Abstract 3787: Nontraditional Risk Factors and Cardiovascular Disease Incidence in Type 2 Diabetes: Prospective Data from the Women’s Health Study
Background: Cardiovascular risk assessment in type 2 diabetes has generally focused on traditional risk factors such as hypertension, dyslipidemia, and glycemic control. Prospective data pertaining to nontraditional risk factors are sparse and few data comparing novel biomarkers, apolipoproteins, standard lipid levels and hemoglobin A1c (HbA1c) are available.
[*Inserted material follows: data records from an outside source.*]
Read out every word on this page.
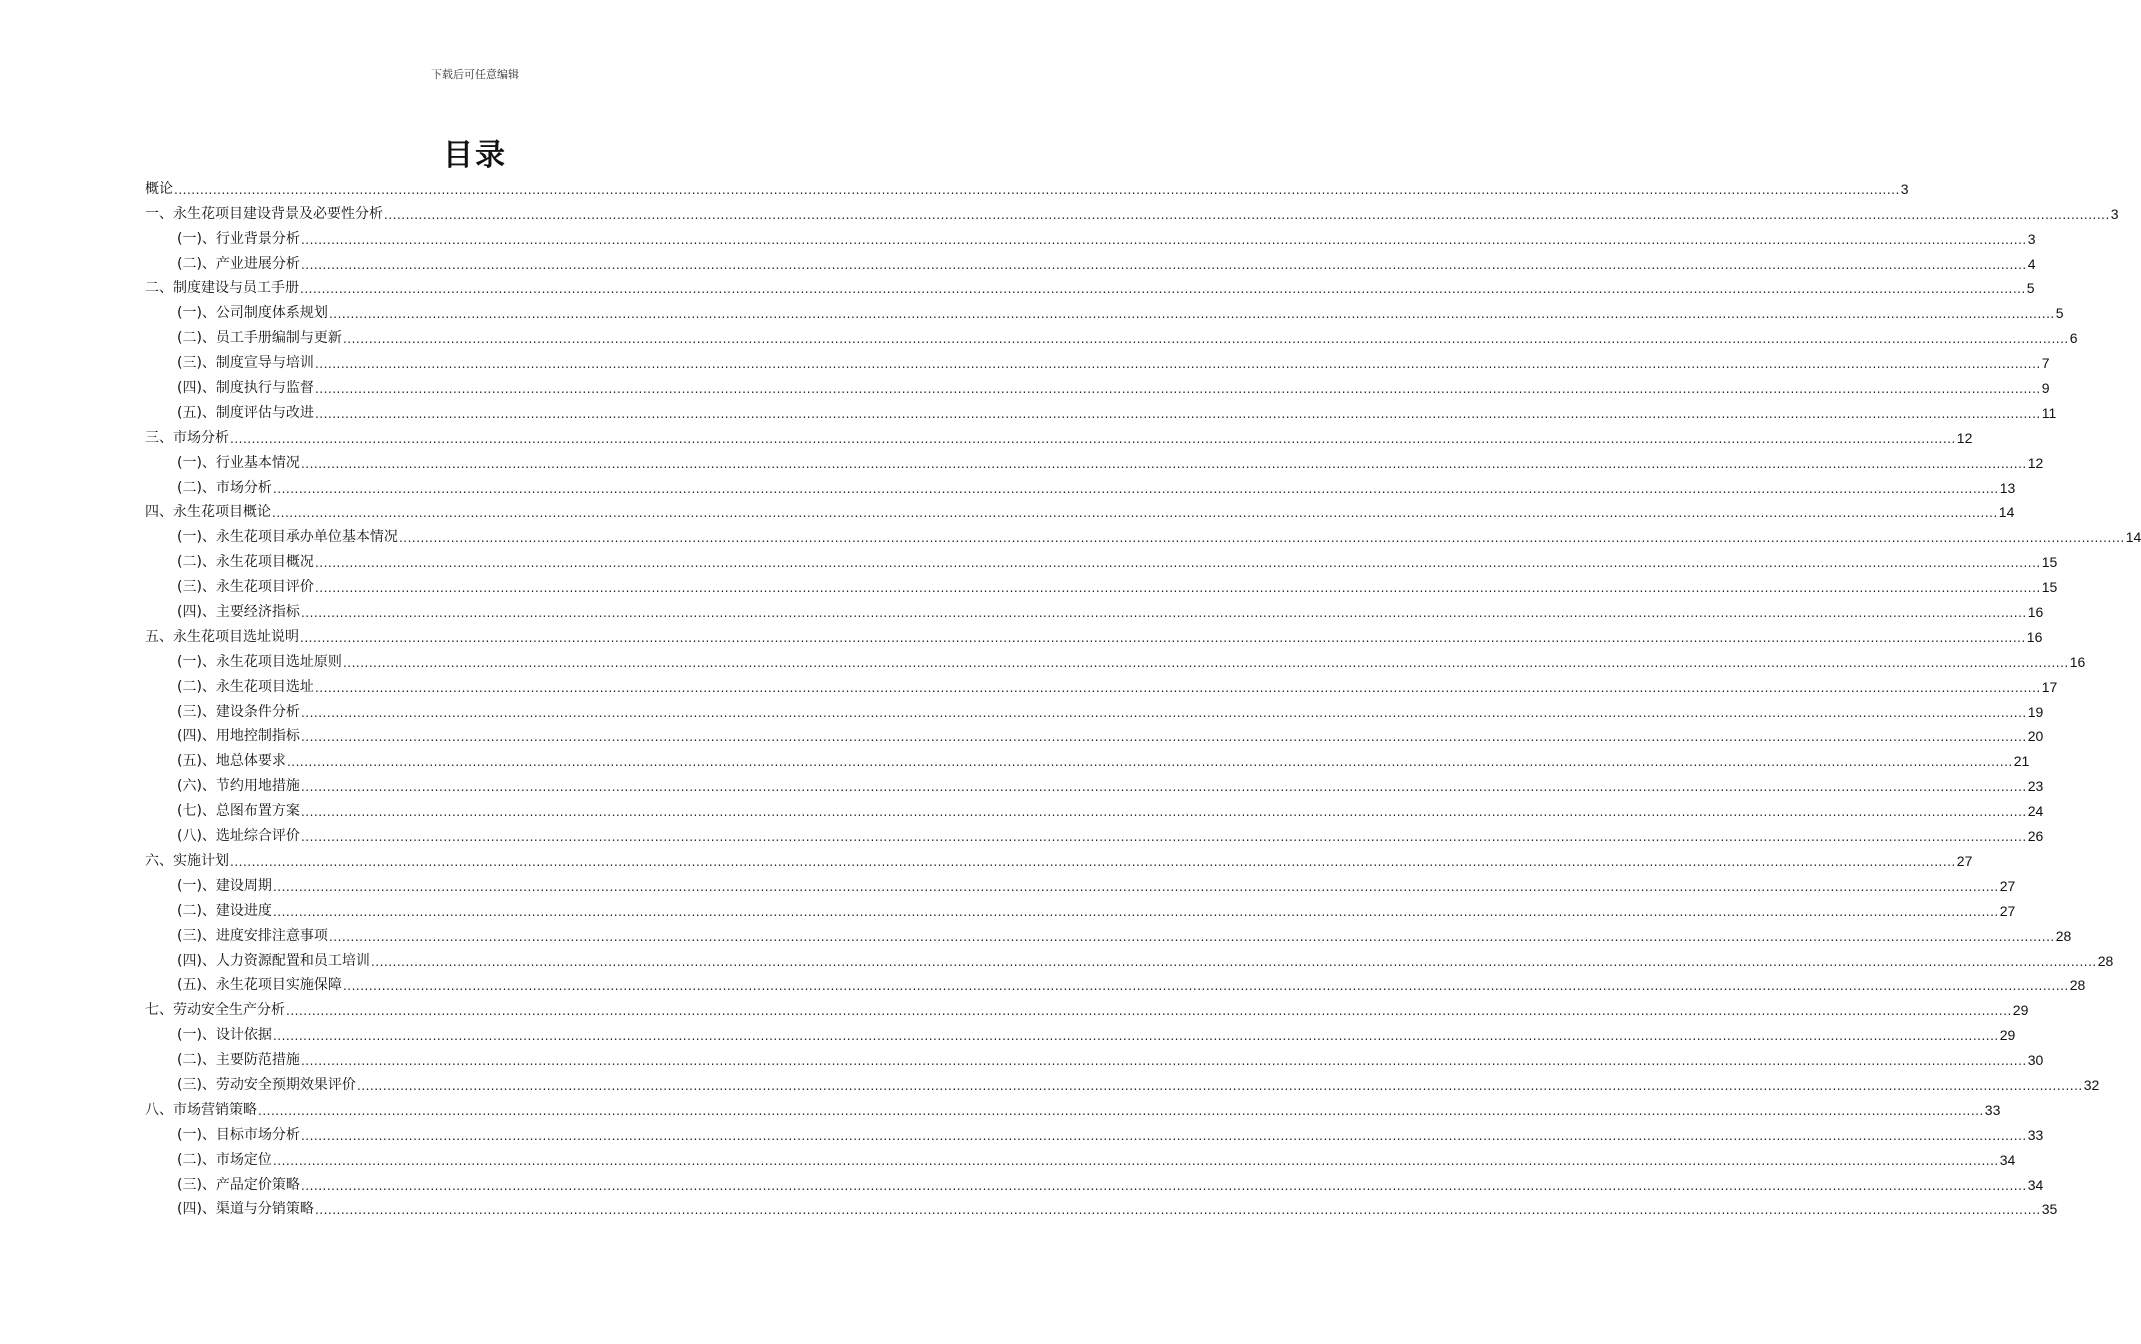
下载后可任意编辑
目录
概论 ................................................................................................................................................................................................................................................................................................................................................................................................................ 3
一、永生花项目建设背景及必要性分析 ................................................................................................................................................................................................................................................................................................................................................................................................................ 3
(一)、行业背景分析 ................................................................................................................................................................................................................................................................................................................................................................................................................ 3
(二)、产业进展分析 ................................................................................................................................................................................................................................................................................................................................................................................................................ 4
二、制度建设与员工手册 ................................................................................................................................................................................................................................................................................................................................................................................................................ 5
(一)、公司制度体系规划 ................................................................................................................................................................................................................................................................................................................................................................................................................ 5
(二)、员工手册编制与更新 ................................................................................................................................................................................................................................................................................................................................................................................................................ 6
(三)、制度宣导与培训 ................................................................................................................................................................................................................................................................................................................................................................................................................ 7
(四)、制度执行与监督 ................................................................................................................................................................................................................................................................................................................................................................................................................ 9
(五)、制度评估与改进 ................................................................................................................................................................................................................................................................................................................................................................................................................ 11
三、市场分析 ................................................................................................................................................................................................................................................................................................................................................................................................................ 12
(一)、行业基本情况 ................................................................................................................................................................................................................................................................................................................................................................................................................ 12
(二)、市场分析 ................................................................................................................................................................................................................................................................................................................................................................................................................ 13
四、永生花项目概论 ................................................................................................................................................................................................................................................................................................................................................................................................................ 14
(一)、永生花项目承办单位基本情况 ................................................................................................................................................................................................................................................................................................................................................................................................................ 14
(二)、永生花项目概况 ................................................................................................................................................................................................................................................................................................................................................................................................................ 15
(三)、永生花项目评价 ................................................................................................................................................................................................................................................................................................................................................................................................................ 15
(四)、主要经济指标 ................................................................................................................................................................................................................................................................................................................................................................................................................ 16
五、永生花项目选址说明 ................................................................................................................................................................................................................................................................................................................................................................................................................ 16
(一)、永生花项目选址原则 ................................................................................................................................................................................................................................................................................................................................................................................................................ 16
(二)、永生花项目选址 ................................................................................................................................................................................................................................................................................................................................................................................................................ 17
(三)、建设条件分析 ................................................................................................................................................................................................................................................................................................................................................................................................................ 19
(四)、用地控制指标 ................................................................................................................................................................................................................................................................................................................................................................................................................ 20
(五)、地总体要求 ................................................................................................................................................................................................................................................................................................................................................................................................................ 21
(六)、节约用地措施 ................................................................................................................................................................................................................................................................................................................................................................................................................ 23
(七)、总图布置方案 ................................................................................................................................................................................................................................................................................................................................................................................................................ 24
(八)、选址综合评价 ................................................................................................................................................................................................................................................................................................................................................................................................................ 26
六、实施计划 ................................................................................................................................................................................................................................................................................................................................................................................................................ 27
(一)、建设周期 ................................................................................................................................................................................................................................................................................................................................................................................................................ 27
(二)、建设进度 ................................................................................................................................................................................................................................................................................................................................................................................................................ 27
(三)、进度安排注意事项 ................................................................................................................................................................................................................................................................................................................................................................................................................ 28
(四)、人力资源配置和员工培训 ................................................................................................................................................................................................................................................................................................................................................................................................................ 28
(五)、永生花项目实施保障 ................................................................................................................................................................................................................................................................................................................................................................................................................ 28
七、劳动安全生产分析 ................................................................................................................................................................................................................................................................................................................................................................................................................ 29
(一)、设计依据 ................................................................................................................................................................................................................................................................................................................................................................................................................ 29
(二)、主要防范措施 ................................................................................................................................................................................................................................................................................................................................................................................................................ 30
(三)、劳动安全预期效果评价 ................................................................................................................................................................................................................................................................................................................................................................................................................ 32
八、市场营销策略 ................................................................................................................................................................................................................................................................................................................................................................................................................ 33
(一)、目标市场分析 ................................................................................................................................................................................................................................................................................................................................................................................................................ 33
(二)、市场定位 ................................................................................................................................................................................................................................................................................................................................................................................................................ 34
(三)、产品定价策略 ................................................................................................................................................................................................................................................................................................................................................................................................................ 34
(四)、渠道与分销策略 ................................................................................................................................................................................................................................................................................................................................................................................................................ 35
Methods and Results: We conducted a prospective cohort study of 781 otherwise healthy middle-aged diabetic women without prior cardiovascular disease. Baseline levels of high-sensitivity C-reactive protein (hsCRP), fibrinogen, soluble intercellular adhesion molecule-1, homocysteine (sICAM-1), lipoprotein(a), HbA1c, apolipoprotein A1 (apoA1), apolipoprotein B (apoB), and standard lipid levels were measured and subjects were followed for first myocardial infarction, ischemic stroke, cardiovascular death, and coronary revascularization (total n=160; median follow-up 11 years). Hazard ratios (HRs) were estimated from Cox proportional hazards models. In the total population, HbA1c (adjusted HR extreme quartiles 1.8; p-trend=0.006), non-HDL (2.2; p-trend=0.02), HDL (0.5; p-trend=0.003) and the total-to-HDL cholesterol ratio (2.2; p-trend=0.001) were the strongest predictors of risk with borderline non-significant findings for hsCRP (1.6; p-trend=0.07), fibrinogen (1.6; p-trend=0.07), and apoB (1.5; p-trend=0.06). No significant associations were detected for homocysteine, sICAM-1, lipoprotein(a), or apoA. As menopausal hormone therapy (HT) itself may alter levels of lipid and non-lipid biomarkers, analyses were repeated among non-users. In this group, significant effects were noted for hsCRP (HR 1.9; p-trend 0.03), HbA1c (2.4; p-trend 0.003), HDL (0.5; p-trend=0.02), and total-to-HDL cholesterol ratio (2.2; p-trend=0.001). Among groups defined by high or low levels of HbA1c or HDL, hsCRP appeared to identify those at greatest risk for future CVD.
Conclusions: Markers of inflammation independently predict first cardiovascular events in middle-aged diabetic women and may aid identification of high-risk patients beyond HbA1c and traditional lipid levels. HT may weaken this association, however, a risk gradient is evident among non-users.